Joining these two EdTechs is a recently turned Unicorn, Physics Wallah. It is looking to expand aggressively. The start-up’s founder Alakh Pandey wants to grow its presence in the segments it does not operate in yet. They are also hiring 150 people every month for several roles.
What next for Indian EdTechs?
The next step most EdTech players are thinking of is to go offline. Byju’s and Unacademy have set up offline training centres. They have also made a provision for a hybrid learning model.
Several upskilling players like Stoa School, Scaler, and Imarticus Learning have introduced elements of offline learning in their course models. For example, Stoa School has started organizing city-wide meetups and three-day residency programs. It conducted the first offline meetup in Bangalore last month. However, its teaching sessions remain online.
Scaler has associated with co-living start-ups to provide customized living space called Scalerverse (Scalers’ universe) to its learners. But their classes continue to happen virtually.
EdTechs entering the offline market have their pros and cons. Industry experts believe that the customer acquisition cost (CAC) will go up as they must invest in physical classes and related infrastructure.
Some also believe there is a scope for a rise in the revenue per user. For example, offline classes can push EdTechs to charge a higher fee because users get access to physical classes, doubt-solving sessions and more.

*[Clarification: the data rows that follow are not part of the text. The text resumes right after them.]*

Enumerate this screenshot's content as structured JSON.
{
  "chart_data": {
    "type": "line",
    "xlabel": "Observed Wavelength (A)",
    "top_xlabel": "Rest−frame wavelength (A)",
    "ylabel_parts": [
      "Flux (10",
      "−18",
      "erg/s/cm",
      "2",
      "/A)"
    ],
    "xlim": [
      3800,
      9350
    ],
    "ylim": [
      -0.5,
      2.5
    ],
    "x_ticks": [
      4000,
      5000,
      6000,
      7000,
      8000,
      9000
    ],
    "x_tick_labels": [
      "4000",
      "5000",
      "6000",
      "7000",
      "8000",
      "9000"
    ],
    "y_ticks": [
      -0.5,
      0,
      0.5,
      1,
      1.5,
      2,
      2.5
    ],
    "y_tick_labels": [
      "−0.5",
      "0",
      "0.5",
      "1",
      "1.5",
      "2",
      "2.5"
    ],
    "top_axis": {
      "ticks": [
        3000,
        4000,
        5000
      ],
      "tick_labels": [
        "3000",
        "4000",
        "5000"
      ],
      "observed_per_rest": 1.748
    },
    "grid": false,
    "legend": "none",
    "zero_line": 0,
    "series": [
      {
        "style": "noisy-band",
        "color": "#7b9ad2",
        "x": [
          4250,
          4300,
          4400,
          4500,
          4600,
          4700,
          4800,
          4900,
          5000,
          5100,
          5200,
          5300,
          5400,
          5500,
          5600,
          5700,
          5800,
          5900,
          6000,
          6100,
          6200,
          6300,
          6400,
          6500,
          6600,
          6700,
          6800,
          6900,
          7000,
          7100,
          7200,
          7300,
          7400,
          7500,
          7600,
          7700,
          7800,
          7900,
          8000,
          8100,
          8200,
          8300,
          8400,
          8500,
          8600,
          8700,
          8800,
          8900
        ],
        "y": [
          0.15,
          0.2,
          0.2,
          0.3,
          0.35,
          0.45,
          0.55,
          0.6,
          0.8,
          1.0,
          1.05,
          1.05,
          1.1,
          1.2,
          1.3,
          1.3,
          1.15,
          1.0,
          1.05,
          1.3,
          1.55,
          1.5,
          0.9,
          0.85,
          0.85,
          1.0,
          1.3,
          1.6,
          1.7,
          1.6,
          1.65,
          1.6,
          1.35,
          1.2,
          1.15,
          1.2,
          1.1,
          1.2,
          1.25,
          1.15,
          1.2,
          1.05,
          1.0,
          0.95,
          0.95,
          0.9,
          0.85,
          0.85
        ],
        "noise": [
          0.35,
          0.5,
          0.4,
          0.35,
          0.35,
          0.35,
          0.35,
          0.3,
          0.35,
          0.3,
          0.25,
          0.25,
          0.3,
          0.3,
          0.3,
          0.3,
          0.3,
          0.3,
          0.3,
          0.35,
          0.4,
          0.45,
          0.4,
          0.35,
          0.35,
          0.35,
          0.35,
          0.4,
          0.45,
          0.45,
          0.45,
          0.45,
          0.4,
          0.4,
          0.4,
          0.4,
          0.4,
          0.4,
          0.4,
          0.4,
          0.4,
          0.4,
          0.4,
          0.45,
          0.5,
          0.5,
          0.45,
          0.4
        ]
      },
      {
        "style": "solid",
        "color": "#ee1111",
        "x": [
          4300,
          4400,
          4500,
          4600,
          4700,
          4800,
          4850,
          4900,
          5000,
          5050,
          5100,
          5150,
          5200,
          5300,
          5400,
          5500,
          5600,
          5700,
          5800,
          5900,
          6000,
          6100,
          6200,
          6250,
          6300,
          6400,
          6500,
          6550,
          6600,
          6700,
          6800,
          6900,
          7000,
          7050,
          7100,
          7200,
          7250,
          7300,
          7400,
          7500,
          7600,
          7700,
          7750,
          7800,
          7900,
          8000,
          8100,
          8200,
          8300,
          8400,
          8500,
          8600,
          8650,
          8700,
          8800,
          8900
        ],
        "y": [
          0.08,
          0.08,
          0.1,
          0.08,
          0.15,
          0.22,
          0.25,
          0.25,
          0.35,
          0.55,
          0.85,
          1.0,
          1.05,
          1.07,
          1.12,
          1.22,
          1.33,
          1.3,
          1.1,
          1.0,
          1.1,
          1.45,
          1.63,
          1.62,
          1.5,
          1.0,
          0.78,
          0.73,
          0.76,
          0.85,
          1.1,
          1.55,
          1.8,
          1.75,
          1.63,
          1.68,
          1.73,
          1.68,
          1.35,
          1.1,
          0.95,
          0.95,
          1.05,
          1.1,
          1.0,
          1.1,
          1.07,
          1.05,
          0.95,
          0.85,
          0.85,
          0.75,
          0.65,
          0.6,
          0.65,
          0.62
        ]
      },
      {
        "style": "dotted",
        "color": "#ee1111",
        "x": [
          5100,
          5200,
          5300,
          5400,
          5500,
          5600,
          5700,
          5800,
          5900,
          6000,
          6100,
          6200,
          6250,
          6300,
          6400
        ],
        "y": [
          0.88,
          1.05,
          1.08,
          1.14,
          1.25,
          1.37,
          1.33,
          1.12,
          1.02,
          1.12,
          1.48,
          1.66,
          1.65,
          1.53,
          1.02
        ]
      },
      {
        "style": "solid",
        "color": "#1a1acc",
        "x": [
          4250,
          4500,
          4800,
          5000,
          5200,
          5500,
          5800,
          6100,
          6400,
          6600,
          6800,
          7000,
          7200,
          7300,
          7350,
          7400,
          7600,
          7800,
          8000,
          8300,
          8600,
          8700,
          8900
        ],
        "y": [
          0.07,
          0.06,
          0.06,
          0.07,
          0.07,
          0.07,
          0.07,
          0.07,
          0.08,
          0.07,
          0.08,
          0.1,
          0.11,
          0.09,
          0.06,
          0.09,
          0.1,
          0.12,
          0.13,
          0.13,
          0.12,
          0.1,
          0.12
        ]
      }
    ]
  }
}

There is no doubt that the EdTech players are struggling, but as we mentioned, not all are stressed. A segment that is struggling the most caters to students from kindergarten, schools, and colleges. However, upskilling or higher education players are standing firm in the game.
Three Unicorn EdTechs planning to go public may postpone their plans because of the current industry slowdown. Unacademy and Vedantu founders had plans to make public debuts in the next two years. Byju’s, on the other hand, is reportedly looking for an overseas listing at a valuation of $40Bn. About the offline model, we believe it is too early to comment. We’ll have to wait and see how things turn out for EdTech players. In the meantime, do let us know your take on the story.